Adopté lors du dernier Conseil des ministres, le projet de Loi de finances 2018 comporte plusieurs innovations, dont l’adoption d’un «Impôt synthétique libératoire» (ISL). Celui-ci vise un ensemble de professions et d’activités non prises en compte avant.

Les bijoutiers ambulants (fabricants et non importateurs) seront imposables de 137 500 francs à 126 000 francs selon leurs villes. © commons.wikimedia.org

 

Dans le cadre du Plan de relance économique (PRE) adopté il y a quelques mois par le Parlement, un nouvel impôt vient de faire son apparition : l’Impôt synthétique libératoire. En réalité, ce n’est pas si nouveau. S’il n’est pas encore entré en vigueur jusque-là, l’ISL existe dans les registres depuis 2017, et apparaissait déjà parmi les dispositions du Code général des impôts contenues dans la Loi de finances 2017. Rebelote, il revient dans le projet de Loi de finances 2018 qui a été adopté, jeudi 12 octobre en Conseil des ministres. Le ministère du Budget et des Comptes publics prône l’«élargissement de l’assiette fiscale».

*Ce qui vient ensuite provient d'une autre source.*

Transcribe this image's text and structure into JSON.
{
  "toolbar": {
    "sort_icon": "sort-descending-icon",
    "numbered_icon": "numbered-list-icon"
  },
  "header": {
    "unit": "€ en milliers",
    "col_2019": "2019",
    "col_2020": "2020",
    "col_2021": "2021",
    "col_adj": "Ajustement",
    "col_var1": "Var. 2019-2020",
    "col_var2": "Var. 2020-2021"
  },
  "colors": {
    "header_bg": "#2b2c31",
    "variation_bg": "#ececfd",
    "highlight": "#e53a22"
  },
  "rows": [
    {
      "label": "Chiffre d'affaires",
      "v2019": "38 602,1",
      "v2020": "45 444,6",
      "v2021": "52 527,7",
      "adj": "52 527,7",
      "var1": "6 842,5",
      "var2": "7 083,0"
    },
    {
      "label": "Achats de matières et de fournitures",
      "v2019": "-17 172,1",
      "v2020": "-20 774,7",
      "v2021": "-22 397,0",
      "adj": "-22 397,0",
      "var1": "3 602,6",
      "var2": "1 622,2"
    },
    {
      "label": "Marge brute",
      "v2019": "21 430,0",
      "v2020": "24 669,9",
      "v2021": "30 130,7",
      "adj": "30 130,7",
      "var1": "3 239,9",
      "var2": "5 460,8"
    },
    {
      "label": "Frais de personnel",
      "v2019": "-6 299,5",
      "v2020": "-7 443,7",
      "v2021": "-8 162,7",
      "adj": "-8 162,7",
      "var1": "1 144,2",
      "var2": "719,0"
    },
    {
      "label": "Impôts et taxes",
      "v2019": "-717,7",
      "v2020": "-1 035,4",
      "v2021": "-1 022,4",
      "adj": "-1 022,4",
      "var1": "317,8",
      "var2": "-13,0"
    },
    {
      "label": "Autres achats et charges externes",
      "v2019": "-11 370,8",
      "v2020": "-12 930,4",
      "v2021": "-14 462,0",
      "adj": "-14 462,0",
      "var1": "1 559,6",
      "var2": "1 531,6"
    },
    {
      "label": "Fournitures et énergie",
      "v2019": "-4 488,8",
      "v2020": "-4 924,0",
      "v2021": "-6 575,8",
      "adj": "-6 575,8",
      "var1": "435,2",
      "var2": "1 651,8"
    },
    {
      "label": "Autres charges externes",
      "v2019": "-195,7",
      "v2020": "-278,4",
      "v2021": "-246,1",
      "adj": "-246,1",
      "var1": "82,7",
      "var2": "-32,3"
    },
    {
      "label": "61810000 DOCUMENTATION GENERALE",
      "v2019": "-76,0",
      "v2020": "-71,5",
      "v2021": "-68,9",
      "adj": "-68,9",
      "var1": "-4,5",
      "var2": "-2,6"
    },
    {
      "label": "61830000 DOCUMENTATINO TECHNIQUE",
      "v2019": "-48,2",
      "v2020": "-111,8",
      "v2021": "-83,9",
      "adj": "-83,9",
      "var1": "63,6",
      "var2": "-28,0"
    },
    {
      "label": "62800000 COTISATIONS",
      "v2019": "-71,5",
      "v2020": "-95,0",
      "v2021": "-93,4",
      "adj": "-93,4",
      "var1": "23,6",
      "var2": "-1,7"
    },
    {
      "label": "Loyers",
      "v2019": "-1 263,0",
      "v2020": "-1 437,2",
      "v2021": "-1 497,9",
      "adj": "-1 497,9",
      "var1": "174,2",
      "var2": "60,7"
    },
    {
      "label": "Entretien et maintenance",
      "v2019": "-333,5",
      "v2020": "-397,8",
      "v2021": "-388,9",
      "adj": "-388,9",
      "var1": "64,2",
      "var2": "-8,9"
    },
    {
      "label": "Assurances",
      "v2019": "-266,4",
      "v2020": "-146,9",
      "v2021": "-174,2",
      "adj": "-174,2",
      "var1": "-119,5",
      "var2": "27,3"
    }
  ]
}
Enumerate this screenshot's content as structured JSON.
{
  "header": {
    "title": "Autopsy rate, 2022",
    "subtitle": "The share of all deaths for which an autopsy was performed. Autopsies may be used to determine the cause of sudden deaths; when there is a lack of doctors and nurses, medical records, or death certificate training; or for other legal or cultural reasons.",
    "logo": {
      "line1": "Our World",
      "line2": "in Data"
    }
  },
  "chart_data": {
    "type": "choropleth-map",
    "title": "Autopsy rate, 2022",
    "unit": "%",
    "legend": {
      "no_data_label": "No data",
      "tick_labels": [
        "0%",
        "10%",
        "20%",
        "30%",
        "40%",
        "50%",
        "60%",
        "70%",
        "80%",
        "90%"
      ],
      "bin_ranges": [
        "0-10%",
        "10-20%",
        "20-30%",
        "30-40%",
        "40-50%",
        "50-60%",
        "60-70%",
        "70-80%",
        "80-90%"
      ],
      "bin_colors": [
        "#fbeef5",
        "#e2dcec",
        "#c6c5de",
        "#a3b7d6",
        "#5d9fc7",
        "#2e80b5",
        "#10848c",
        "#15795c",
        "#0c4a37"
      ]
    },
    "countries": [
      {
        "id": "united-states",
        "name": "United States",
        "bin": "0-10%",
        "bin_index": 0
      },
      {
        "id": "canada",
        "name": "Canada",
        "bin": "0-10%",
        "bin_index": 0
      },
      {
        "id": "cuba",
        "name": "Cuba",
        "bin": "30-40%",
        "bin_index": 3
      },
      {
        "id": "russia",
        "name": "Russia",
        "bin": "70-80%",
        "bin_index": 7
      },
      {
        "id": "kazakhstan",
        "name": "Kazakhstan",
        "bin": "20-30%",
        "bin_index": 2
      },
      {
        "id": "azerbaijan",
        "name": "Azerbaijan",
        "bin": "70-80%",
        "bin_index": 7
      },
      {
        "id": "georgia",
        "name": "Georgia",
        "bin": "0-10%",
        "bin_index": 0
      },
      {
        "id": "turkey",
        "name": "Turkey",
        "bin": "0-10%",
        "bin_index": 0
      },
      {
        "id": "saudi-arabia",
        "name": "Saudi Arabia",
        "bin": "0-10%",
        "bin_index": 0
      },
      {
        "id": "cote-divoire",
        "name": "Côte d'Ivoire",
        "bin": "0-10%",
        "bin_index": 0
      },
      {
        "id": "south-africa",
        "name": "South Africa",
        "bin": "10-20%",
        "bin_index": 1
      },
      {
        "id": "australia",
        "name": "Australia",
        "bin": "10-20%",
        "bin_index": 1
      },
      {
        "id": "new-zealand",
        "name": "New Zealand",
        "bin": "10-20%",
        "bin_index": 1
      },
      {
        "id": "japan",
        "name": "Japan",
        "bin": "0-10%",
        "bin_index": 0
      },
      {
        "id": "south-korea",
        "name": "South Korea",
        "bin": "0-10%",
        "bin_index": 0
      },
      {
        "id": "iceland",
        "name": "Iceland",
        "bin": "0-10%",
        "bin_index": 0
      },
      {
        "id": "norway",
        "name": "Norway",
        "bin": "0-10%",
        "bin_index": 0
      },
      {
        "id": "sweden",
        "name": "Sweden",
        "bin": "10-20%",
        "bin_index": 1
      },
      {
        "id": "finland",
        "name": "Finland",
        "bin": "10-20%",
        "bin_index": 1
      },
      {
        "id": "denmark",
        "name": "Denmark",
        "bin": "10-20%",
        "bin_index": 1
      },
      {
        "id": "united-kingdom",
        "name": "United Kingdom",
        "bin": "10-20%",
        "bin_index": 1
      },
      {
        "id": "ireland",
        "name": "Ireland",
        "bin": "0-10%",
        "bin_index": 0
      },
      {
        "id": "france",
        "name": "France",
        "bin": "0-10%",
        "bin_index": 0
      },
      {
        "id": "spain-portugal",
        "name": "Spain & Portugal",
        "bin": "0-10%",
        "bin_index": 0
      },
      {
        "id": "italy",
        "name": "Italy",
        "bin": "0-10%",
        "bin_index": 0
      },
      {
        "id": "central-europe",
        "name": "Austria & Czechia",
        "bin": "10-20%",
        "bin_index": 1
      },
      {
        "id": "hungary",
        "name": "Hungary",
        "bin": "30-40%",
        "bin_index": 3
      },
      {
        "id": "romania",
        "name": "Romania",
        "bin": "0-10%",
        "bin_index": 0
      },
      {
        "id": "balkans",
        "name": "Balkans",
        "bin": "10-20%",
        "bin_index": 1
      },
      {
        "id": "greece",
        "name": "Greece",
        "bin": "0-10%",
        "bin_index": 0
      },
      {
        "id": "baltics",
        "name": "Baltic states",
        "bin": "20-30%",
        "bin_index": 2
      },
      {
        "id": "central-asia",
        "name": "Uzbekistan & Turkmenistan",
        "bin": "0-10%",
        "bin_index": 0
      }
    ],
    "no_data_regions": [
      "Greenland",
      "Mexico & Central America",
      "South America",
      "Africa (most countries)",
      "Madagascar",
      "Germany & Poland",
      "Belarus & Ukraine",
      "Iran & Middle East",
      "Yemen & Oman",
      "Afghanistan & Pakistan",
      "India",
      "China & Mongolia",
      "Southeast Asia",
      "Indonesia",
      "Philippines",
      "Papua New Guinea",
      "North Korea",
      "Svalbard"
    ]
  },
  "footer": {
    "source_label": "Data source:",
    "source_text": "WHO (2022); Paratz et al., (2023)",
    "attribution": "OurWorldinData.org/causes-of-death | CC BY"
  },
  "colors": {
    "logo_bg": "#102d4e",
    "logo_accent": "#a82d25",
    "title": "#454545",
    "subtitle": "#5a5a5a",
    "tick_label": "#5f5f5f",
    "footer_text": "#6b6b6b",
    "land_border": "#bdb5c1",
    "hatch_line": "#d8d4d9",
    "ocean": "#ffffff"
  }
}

Visant un ensemble de professions et d’activités, telles que la briqueterie, la cordonnerie ambulante, la coiffure et, l’ISL devrait permettre d’augmenter les possibilités de ressources de l’Etat. Ce nouvel impôt vient donc s’ajouter à la patente due par chaque opérateur économique. Mais le gouvernement l’assure, «le montant fixé par le projet de Loi de finances est raisonnable, et varie selon la nature de l’activité et selon les villes et les localités».

«Une activité de briqueterie, par exemple, permettrait à l’Etat d’engranger dans les grandes villes du pays (Libreville, Port-Gentil, Owendo, Franceville, Akanda) 370 000 francs CFA ou 300 000 francs dans d’autres communes, ou 210 000 francs au niveau des départements. Un brocanteur de Libreville, s’il importe, devrait s’acquitter de 370 000 francs, et 300 000 francs s’il n’est pas importateur. Les commerçants au petit détail dans la capitale devraient s’acquitter de 100 000 francs contre 60 000 francs pour ceux qui sont au niveau des départements», explique le ministère du Budget et des Comptes publics.

Présenté comme «un outil de promotion du développement pour le Gabon» et non comme «un fardeau pour les acteurs économiques du pays», l’ISL devrait permettre à l’Etat d’«engranger des ressources supplémentaires pour couvrir ses charges et investir dans les secteurs vitaux pour améliorer les conditions de vie de la population».